Curiosa, le film de Lou Jeunet, sublime les relations entre les artistes Pierre Louÿs et Marie de Heredia.


Alignés sur les rayons d’une librairie de gare, ce sont des livres pornographiques. Mais dénichés dans l’antre d’un bibliophile spécialisé, ce sont des « curiosa ».

Curiosa est aussi le titre du premier film de Lou Jeunet, centré sur les amours de Marie de Régnier — qui publia l’Inconstante sous le pseudo de Gérard d’Houville et fut la première femme couronnée par l’Académie française — et de Pierre Louÿs, le merveilleux auteur d’Aphrodite, la Femme et le pantinles Chansons de Bilitis et Trois filles de leur mère.

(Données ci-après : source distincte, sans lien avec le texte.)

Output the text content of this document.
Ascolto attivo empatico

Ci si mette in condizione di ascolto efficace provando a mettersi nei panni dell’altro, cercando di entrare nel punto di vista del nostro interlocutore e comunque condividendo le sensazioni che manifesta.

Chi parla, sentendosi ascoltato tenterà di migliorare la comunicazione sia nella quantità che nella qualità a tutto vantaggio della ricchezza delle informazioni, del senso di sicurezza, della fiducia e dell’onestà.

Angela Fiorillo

Trois filles, justement, telle est la malédiction du pauvre José Maria de Hérédia, l’inoubliable poète des Trophées. Trois filles « dont il enrageait », comme disait Mérimée. Poète et impécunieux — pléonasme —, où trouver, « sans dot », à les marier ?

Marie-pose-toi-là

Marie est la seconde de ces trois Grâces désargentées. Elle épouse le gentil poète Henri de Régnier, un symboliste alors fort à la mode et un peu oublié, auquel Hérédia, à qui il a fait obtenir le poste de Conservateur de la Bibliothèque de l’Arsenal, a des obligations. Une dizaine d’années de plus qu’elle, et elle ne l’aime pas.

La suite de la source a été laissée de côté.